Jude Bellingham's Real Madrid position offering Gareth Southgate's England a new dimension
Despite what his detractors may have you believe, Gareth Southgate has turned the Three Lions into one of the best teams in the world. A semi-final at the 2018 World Cup, a quarter-final in Qatar, the country's first European Championship final inbetween, where only a penalty shoot-out stopped them lifting the trophy.
Still it felt like there was something missing.
In those biggest of big games, England just lacked that extra ingredient to break down Croatia, France and Italy.
One of the best teams in the world, one of the best in Europe, certainly, felt like selling a squad so packed with talent – admittedly not as evenly spread as anyone would ideally like – short.
Now, courtesy of Jude Bellingham, England have that little bit extra.
They had Bellingham in Qatar, but that was Bellingham the box-to-box midfielder. This season's version plays in the hole behind the striker.
They had a world-class player before – Harry Kane, golden boot winner in 2018 – and no shortage of flair players – Jack Grealish, Phil Foden, Marcus Rashford and more recently James Maddison – but within Southgate's 3-4-2-1, then 4-3-3, it just felt a bit too rigid, too restrained.
Then Bellingham moved to Real Madrid.
Southgate has been very lucky he has world-class managers to show him how to get the best out of some of his players – Liverpool's Jurgen Klopp with Trent Alexander-Arnold, Pep Guardiola's use of John Stones at Manchester City.
Carlo Ancelotti has unlocked something extra in the versatile Bellingham by playing him as Madrid's “No 10” between the lines of midfield and attack. Ten goals in his first 10 appearances basically forced Southgate's hand – 4-2-3-1 it is.
From there, Bellingham seized the European Championship qualifier against Italy and dragged England to a 3-1 win.
The 20-year-old showed leadership and a fondness for the big stage reminiscent of Wayne Rooney in 2004 or Michael Owen in 1998. As the fantastically-gifted Gianfranco Zola remarked afterwards, he “was still drinking milk from my mum” at that age, although when Bellingham burst out laughing he did add, red-faced: “not directly”.
It was Bellingham who won the penalty Kane was presented with to cancel out Gianluca Scamacca's sloppily-conceded opener and we all know how Harry Kane penalties pan out when he is wearing the Three Lions. First ones, anyway.
It was Bellingham's tackle, run and pass that released Rashford – possibly England's last wunderkind – to score the second.
It was by no means Bellingham's first good game for England, nor his first big game. This one felt significant, though, albeit not as significant as if he plays like that in a knockout game in Germany, by which time Madrid may well have got him some experience of playing at the sharp end of the Champions League.

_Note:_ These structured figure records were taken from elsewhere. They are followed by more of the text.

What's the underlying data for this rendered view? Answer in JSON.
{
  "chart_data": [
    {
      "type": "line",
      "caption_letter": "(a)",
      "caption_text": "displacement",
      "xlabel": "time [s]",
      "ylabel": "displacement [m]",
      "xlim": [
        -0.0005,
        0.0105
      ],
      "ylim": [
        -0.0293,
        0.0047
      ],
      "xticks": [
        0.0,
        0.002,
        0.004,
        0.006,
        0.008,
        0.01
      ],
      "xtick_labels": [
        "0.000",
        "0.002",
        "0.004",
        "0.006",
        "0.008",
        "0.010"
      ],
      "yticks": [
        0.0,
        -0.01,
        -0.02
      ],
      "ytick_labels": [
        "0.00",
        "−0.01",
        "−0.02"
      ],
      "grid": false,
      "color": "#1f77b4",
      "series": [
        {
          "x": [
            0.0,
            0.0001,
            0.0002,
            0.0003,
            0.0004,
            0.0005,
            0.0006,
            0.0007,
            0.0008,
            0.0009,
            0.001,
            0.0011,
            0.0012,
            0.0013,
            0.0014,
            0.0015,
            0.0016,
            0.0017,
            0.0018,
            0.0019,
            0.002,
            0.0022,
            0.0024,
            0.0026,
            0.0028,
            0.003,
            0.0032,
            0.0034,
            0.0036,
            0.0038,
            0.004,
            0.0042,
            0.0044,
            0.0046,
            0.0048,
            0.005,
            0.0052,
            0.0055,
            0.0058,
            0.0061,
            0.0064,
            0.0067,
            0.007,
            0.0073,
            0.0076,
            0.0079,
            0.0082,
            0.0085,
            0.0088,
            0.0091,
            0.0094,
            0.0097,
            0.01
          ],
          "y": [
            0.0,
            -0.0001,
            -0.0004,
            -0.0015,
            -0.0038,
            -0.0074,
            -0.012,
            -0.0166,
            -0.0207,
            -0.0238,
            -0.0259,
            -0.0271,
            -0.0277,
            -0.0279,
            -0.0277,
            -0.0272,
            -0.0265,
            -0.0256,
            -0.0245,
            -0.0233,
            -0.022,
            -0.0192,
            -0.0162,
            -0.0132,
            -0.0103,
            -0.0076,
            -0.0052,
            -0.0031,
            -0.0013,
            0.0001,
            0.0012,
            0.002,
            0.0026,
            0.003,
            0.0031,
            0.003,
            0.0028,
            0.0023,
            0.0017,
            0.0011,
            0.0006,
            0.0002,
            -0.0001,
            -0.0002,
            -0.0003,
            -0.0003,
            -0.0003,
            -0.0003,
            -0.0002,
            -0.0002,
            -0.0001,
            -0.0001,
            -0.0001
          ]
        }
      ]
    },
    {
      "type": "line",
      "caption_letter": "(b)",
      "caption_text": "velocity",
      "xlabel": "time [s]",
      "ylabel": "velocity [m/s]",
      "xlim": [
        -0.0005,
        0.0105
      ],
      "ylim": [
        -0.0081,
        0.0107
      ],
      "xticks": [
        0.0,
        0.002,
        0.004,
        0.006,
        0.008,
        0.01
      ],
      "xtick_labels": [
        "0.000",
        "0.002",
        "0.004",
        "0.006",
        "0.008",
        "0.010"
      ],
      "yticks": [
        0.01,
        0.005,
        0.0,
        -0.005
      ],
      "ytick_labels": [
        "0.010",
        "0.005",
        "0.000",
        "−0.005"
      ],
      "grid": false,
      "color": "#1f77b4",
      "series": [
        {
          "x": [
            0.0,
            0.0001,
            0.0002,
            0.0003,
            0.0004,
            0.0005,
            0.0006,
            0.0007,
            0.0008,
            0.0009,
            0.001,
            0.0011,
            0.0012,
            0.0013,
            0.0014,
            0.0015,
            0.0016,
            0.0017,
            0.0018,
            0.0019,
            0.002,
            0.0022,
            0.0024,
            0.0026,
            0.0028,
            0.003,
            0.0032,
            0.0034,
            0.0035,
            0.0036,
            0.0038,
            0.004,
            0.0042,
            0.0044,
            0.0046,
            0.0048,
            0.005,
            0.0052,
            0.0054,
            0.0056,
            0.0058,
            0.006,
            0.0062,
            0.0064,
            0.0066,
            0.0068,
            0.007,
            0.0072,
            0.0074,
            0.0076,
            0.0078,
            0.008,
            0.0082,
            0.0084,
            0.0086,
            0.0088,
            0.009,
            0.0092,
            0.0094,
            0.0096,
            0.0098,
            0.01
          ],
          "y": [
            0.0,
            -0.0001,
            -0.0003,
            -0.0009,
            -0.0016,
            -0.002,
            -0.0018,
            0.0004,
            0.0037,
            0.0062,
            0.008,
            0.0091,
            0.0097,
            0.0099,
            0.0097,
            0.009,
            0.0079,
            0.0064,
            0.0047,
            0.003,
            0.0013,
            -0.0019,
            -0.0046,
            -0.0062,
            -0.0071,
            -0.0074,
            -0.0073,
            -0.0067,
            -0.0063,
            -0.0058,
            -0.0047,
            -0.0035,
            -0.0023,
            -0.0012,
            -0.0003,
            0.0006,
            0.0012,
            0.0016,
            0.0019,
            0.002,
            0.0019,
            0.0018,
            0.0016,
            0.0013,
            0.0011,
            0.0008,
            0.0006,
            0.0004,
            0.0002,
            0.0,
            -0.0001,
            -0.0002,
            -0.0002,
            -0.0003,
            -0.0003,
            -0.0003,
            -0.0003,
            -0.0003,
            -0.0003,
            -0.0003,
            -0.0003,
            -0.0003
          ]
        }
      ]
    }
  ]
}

“It’s all about delivering,” said the Midlander, and it applies as much to him as it does the master qualifiers yet to win a major tournament since 1966 and all that. “It’s all about when the time comes, being there, being present, being ready to take on the challenge.”
Suddenly, with Maddison growing in confidence at Tottenham Hotspur, Bukayo Saka blossoming into one of the best right wingers there is, Declan Rice getting new experiences alongside him at Arsenal, Alexander-Arnold's development as a midfielder giving more scope to his great passing ability and fewer headaches about how to shoehorn him into the side, and Stones an option to step out of defence, Southgate has more cards to play. Kane, Kyle Walker and Jordan Pickford remain bankers.
“There’s a great mix of experience who guide us throughout the game and throughout the camps and there is a belief that we could do something special,” commented Bellingham who, with 27 caps already, is hardly as callow as his birth certificate says he ought to be.
A little more competition in central defence, goal, holding midfield and for Luke Shaw when he gets fit would be lovely but maybe we should not get too greedy. Every international squad has holes.
It will mean nothing if England fall short again at the sharp end of what could be Southgate's farewell tournament, but he has done the hard yards creating a framework and a squad of players who seem to regard playing for their country as a privilege, not a favour to the nation and the people managing their brands as it sometimes felt during the Golden Generation.
There have been times during Southgate's seven-year reign – in the games where quality really counts – that England have once more not quite looked the sum of their parts. Bellingham in particular has the potential to change that.
Please God let his metatarsals stay in one piece until July 15.